My uncle saw my fascination with it since I carried it everywhere I went, and attempted to teach me about geometric shapes.  He would look into it, then ever so carefully hand it to me and ask what shapes I saw.  Sadly, I cared not about the shapes but rather about the patterns and colors and how I could manipulate them.  But he was a kind man and would chuckle and say, “Maybe later,” leaving me to twist the tube and say my “wow” endlessly.
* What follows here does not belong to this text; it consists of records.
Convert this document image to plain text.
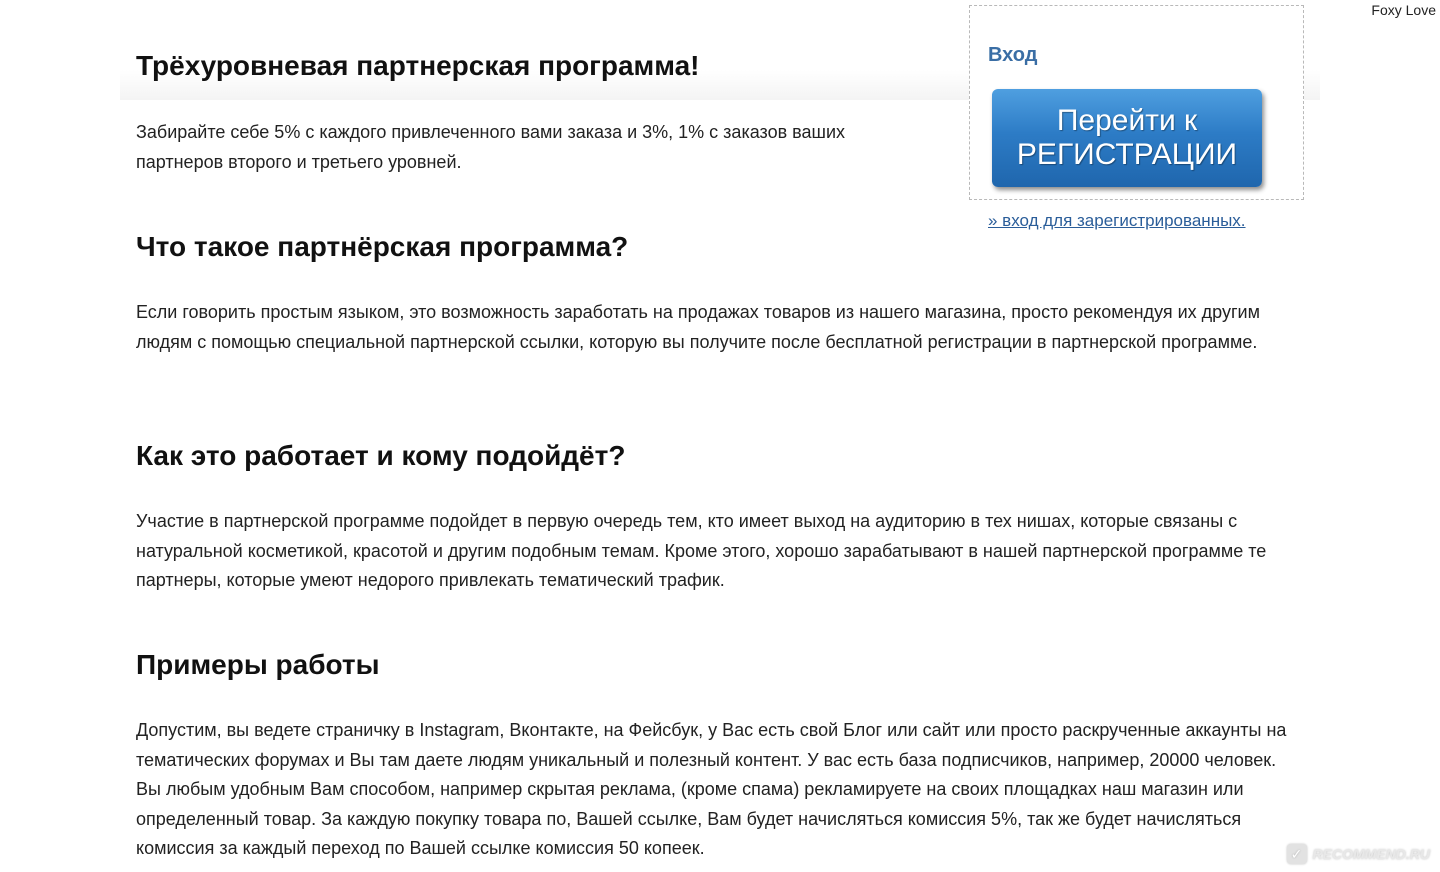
Foxy Love
Трёхуровневая партнерская программа!

Забирайте себе 5% с каждого привлеченного вами заказа и 3%, 1% с заказов ваших партнеров второго и третьего уровней.

Что такое партнёрская программа?

Если говорить простым языком, это возможность заработать на продажах товаров из нашего магазина, просто рекомендуя их другим людям с помощью специальной партнерской ссылки, которую вы получите после бесплатной регистрации в партнерской программе.

Как это работает и кому подойдёт?

Участие в партнерской программе подойдет в первую очередь тем, кто имеет выход на аудиторию в тех нишах, которые связаны с натуральной косметикой, красотой и другим подобным темам. Кроме этого, хорошо зарабатывают в нашей партнерской программе те партнеры, которые умеют недорого привлекать тематический трафик.

Примеры работы

Допустим, вы ведете страничку в Instagram, Вконтакте, на Фейсбук, у Вас есть свой Блог или сайт или просто раскрученные аккаунты на тематических форумах и Вы там даете людям уникальный и полезный контент. У вас есть база подписчиков, например, 20000 человек. Вы любым удобным Вам способом, например скрытая реклама, (кроме спама) рекламируете на своих площадках наш магазин или определенный товар. За каждую покупку товара по, Вашей ссылке, Вам будет начисляться комиссия 5%, так же будет начисляться комиссия за каждый переход по Вашей ссылке комиссия 50 копеек.

Вход
Перейти к
РЕГИСТРАЦИИ
» вход для зарегистрированных.
✓ RECOMMEND.RU
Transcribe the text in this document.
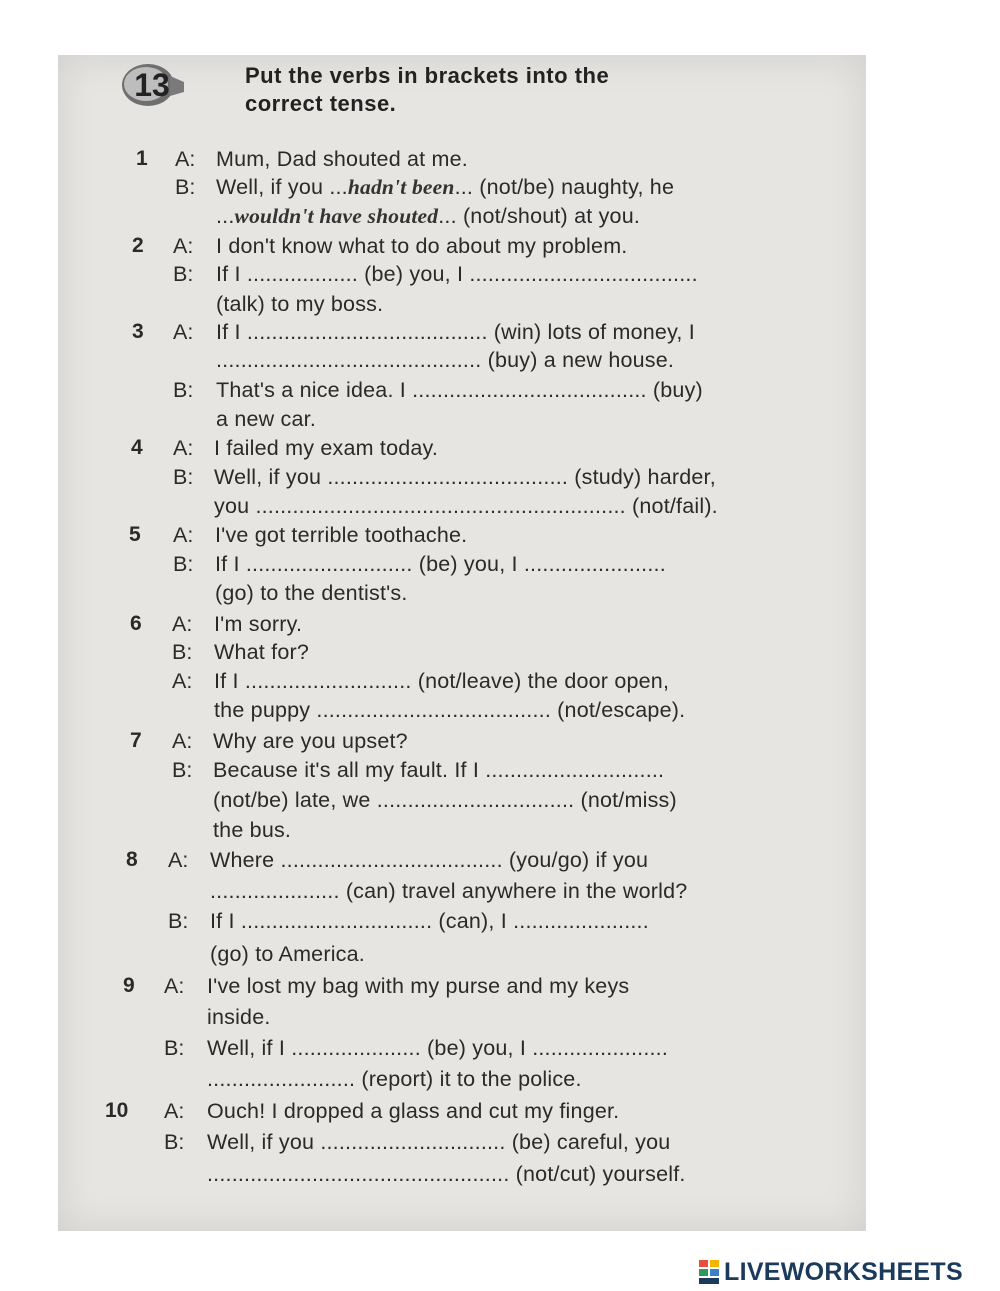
13	Put the verbs in brackets into the
correct tense.
1 A: Mum, Dad shouted at me.
B: Well, if you ...hadn't been... (not/be) naughty, he
...wouldn't have shouted... (not/shout) at you.
2 A: I don't know what to do about my problem.
B: If I .................. (be) you, I .....................................
(talk) to my boss.
3 A: If I ....................................... (win) lots of money, I
........................................... (buy) a new house.
B: That's a nice idea. I ...................................... (buy)
a new car.
4 A: I failed my exam today.
B: Well, if you ....................................... (study) harder,
you ............................................................ (not/fail).
5 A: I've got terrible toothache.
B: If I ........................... (be) you, I .......................
(go) to the dentist's.
6 A: I'm sorry.
B: What for?
A: If I ........................... (not/leave) the door open,
the puppy ...................................... (not/escape).
7 A: Why are you upset?
B: Because it's all my fault. If I .............................
(not/be) late, we ................................ (not/miss)
the bus.
8 A: Where .................................... (you/go) if you
..................... (can) travel anywhere in the world?
B: If I ............................... (can), I ......................
(go) to America.
9 A: I've lost my bag with my purse and my keys
inside.
B: Well, if I ..................... (be) you, I ......................
........................ (report) it to the police.
10 A: Ouch! I dropped a glass and cut my finger.
B: Well, if you .............................. (be) careful, you
................................................. (not/cut) yourself.
LIVEWORKSHEETS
As with all the toys I had, one time I sat on it, bending the tube, and that time there was no extra money to be earned to replace it.  I picked it up in hopes of repairing it, put it in my drawer, and there it stayed, broken and useless.  Yes, I worked on it faithfully when I could, but it was never the same.  Still, I couldn’t let it go, so it stayed in my drawer until my mother got tired of shifting it around to put in the clothes she’d cleaned for me and finally threw it away.  I cried.  But at age seven, each toy I had was precious to me, and the kaleidoscope was no exception.
As a parent and adult, I in turn bought my children kaleidoscopes, anticipating their fascination with this toy I had so treasured.  A couple of twists of the barrel, a “yeah, it’s okay I guess,” and it was abandoned quickly for the television or stereo.  Knowing you can’t force someone to like what you like, I would simply pick it up, put it on my dresser, and hope maybe the next kid would like it—and then spend half an hour looking through it myself and loving it.
So why am I telling you this now?  Because the kaleidoscope is gone, the kids are gone, but the tube has been replaced by a new form of a kaleidoscope.  Now, after being less busy and not caring for kids, a home, working at a demanding job, I have realized I now have time to make my life and all I see a kaleidoscope.
After all the rain we had, we had sunshine the past week or so.  I had to travel to the edge of town and to the rural outskirts  of Bakersfield.  Wow!  Talk about vivid colors!  Wildflowers, flowers around houses, brilliant green hills and lawns—I only had to turn my eyes—no tube twisting needed!  And shapes!  Some flowers were triangular, some round, some layer after layer of petals!  Green stems and leaves, also different shapes and colors!  All were there for me to look around and take in—as well as a deep breath of amazement at the awesome spectacle surrounding me!
Then I began to notice the bird nests, the baby animals that seemed to have appeared from nowhere.  Trees were laden with blossoms and birds filled their branches around the blossoms.  Bees were busy with the little clover flowers in the grass, the blossoming flowers, buzzing and busy gathering nectar and sharing it from one tree or plant to another.  They were kaleidoscopes of color, too.  Their yellow and black against the white of a blossom or the opening rose was so energizing and peaceful at the same time.
The most beautiful of all, though, was my little Sara lying on the green grass, her white body and little brown ears, twitching as she basked as only a dog can, in the sunlight’s warmth.  I stood mesmerized watching her, much as I had when facing the sun I had twisted the long ago held kaleidoscope.  Her ears slightly moving, her occasional stretching of her legs to expose as much of her body as possible to the sun.  Little eyes became slits and her breathing slowed down as she became one with the grass.  

I felt I was seeing a pattern of nature rather than illuminated plastic or glass shards.  Everything was in harmony and a part of each other.  Birds, flowers, bees, my little Sara, the green grass, the azure sky with wisps of clouds, warm sun, air gently moving around all.  This was my wonderful kaleidoscope.  Patterns shifting, as we all became the pieces that fit and moved together.  My truth.  My kaleidoscope.